Seulement voilà : le lendemain de notre arrivée, Yohel s'est chopé une fièvre de cheval, à en rester cloué au lit. Il y a bien un poste de santé à Caraíva, mais le médecin n'y passe qu'une fois par semaine. Notre voisin s'est trompé sur le jour et du coup on l'a loupé, c'est malin.
Au bout de trois jours, je vais acheter un antibio (vendu normalement sur prescription médicale mais on ne va pas chipoter), mais rien n'y fait. Le quatrième jour, c'est dimanche, tout est fermé.

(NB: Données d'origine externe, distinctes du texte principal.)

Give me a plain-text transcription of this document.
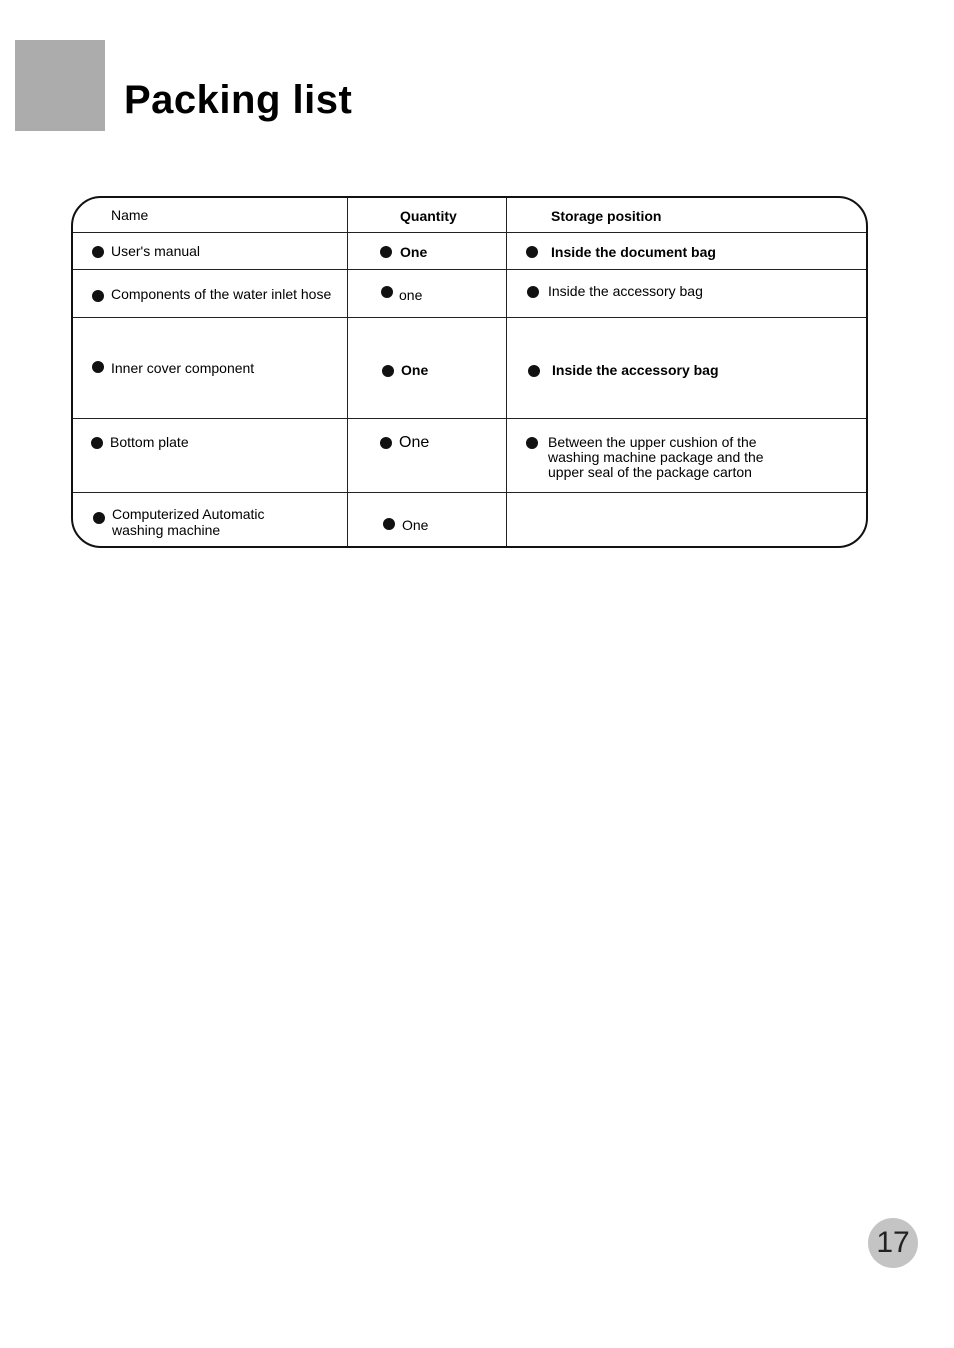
Packing list
Name	Quantity	Storage position
User's manual	One	Inside the document bag
Components of the water inlet hose	one	Inside the accessory bag
Inner cover component	One	Inside the accessory bag
Bottom plate	One	Between the upper cushion of the
washing machine package and the
upper seal of the package carton
Computerized Automatic
washing machine	One
17
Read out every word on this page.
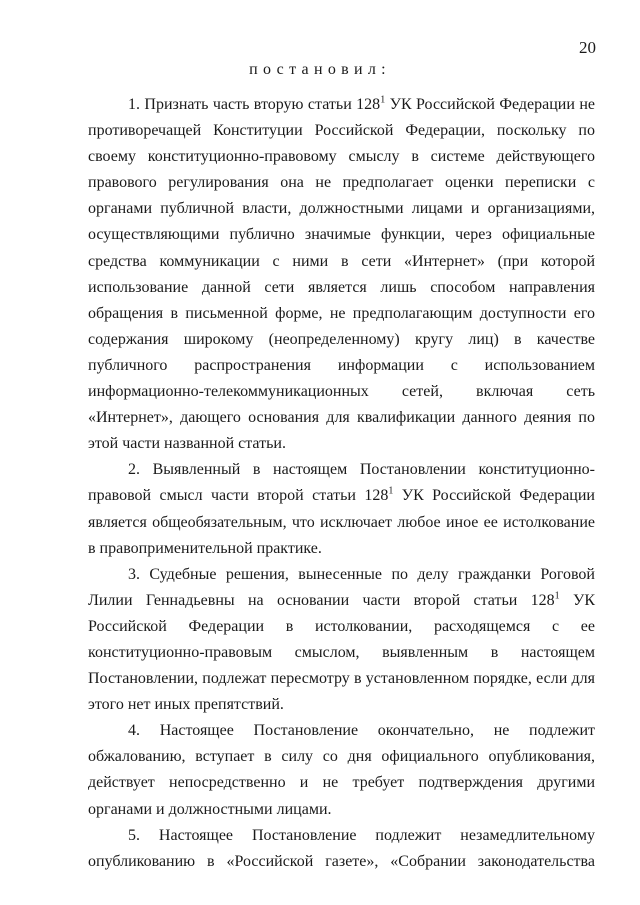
20
постановил:

1. Признать часть вторую статьи $128^1$ УК Российской Федерации не противоречащей Конституции Российской Федерации, поскольку по своему конституционно-правовому смыслу в системе действующего правового регулирования она не предполагает оценки переписки с органами публичной власти, должностными лицами и организациями, осуществляющими публично значимые функции, через официальные средства коммуникации с ними в сети «Интернет» (при которой использование данной сети является лишь способом направления обращения в письменной форме, не предполагающим доступности его содержания широкому (неопределенному) кругу лиц) в качестве публичного распространения информации с использованием информационно-телекоммуникационных сетей, включая сеть «Интернет», дающего основания для квалификации данного деяния по этой части названной статьи.

2. Выявленный в настоящем Постановлении конституционно-правовой смысл части второй статьи $128^1$ УК Российской Федерации является общеобязательным, что исключает любое иное ее истолкование в правоприменительной практике.

3. Судебные решения, вынесенные по делу гражданки Роговой Лилии Геннадьевны на основании части второй статьи $128^1$ УК Российской Федерации в истолковании, расходящемся с ее конституционно-правовым смыслом, выявленным в настоящем Постановлении, подлежат пересмотру в установленном порядке, если для этого нет иных препятствий.

4. Настоящее Постановление окончательно, не подлежит обжалованию, вступает в силу со дня официального опубликования, действует непосредственно и не требует подтверждения другими органами и должностными лицами.

5. Настоящее Постановление подлежит незамедлительному опубликованию в «Российской газете», «Собрании законодательства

Le cinquième jour, on décide d'aller quand même au poste de santé, pour voir. Là règne un indescriptible bordel. L'agent de santé communautaire nous accueille en nous disant qu'aujourd'hui ils sont en travaux, que rien ne fonctionne aujourd'hui (on l'avait déjà compris). On a dû marcher un quart d'heure dans le sable en plein cagnard, Yohel ne tient plus debout, mais il n'y a pas de lit. La dame trouve un banc qu'elle met dehors et Yohel peut enfin s'allonger. Maya dégotte un pot de peinture glycéro rouge pharmacie ouvert et plonge avec délice dedans. Génial.
On se demande comment faire pour obtenir des soins. La dame dit qu'elle va essayer de contacter le médecin de Trancoso (à une heure d'ici) et elle sort. "Ah bon, il n'y a pas de téléphone ici ?". Non, elle est partie à la cabine du coin. Elle revient en disant que personne ne répond. "De toute façon nous dit-elle, l'ambulance est tombée en panne mercredi dernier, je pense qu'ils ne l'ont pas réparée". Ah. Et il n'y a que deux bus pour Trancoso, un à six heures du mat. (raté), l'autre à 16 h.
La dame tente d'autres numéros et revient en disant que sa carte n'a plus d'unités. Ben tiens alors. Miracle, j'en ai une sur moi que je lui prête. Elle arrive finalement à avoir un médecin qui lui dit que quel que soit l'état de Yohel, il n'y a pas d'ambulance de libre et qu'il faut qu'on se débrouille seuls pour arriver jusqu'à Trancoso. Super. Vu l'état de Yohel, on ne peut pas attendre le bus de 16h, il faut trouver un taxi. La dame part en expédition au centre du village pour en trouver un. Une demie heure plus tard, elle revient en nage en disant qu'elle n'a pas trouvé, "il faut traverser le fleuve en barque et de l'autre côté il y en aura peut-être". C'est pas vrai. Sur ce on croise un voisin providentiel et plus efficace que l'agent de santé, qui nous dégotte sur le champ un transport en voiture. Yohel part pour Trancoso, je me dis qu'il passera certainement la nuit à Porto Seguro (plus grande ville) où là seulement on peut faire des examens de sang.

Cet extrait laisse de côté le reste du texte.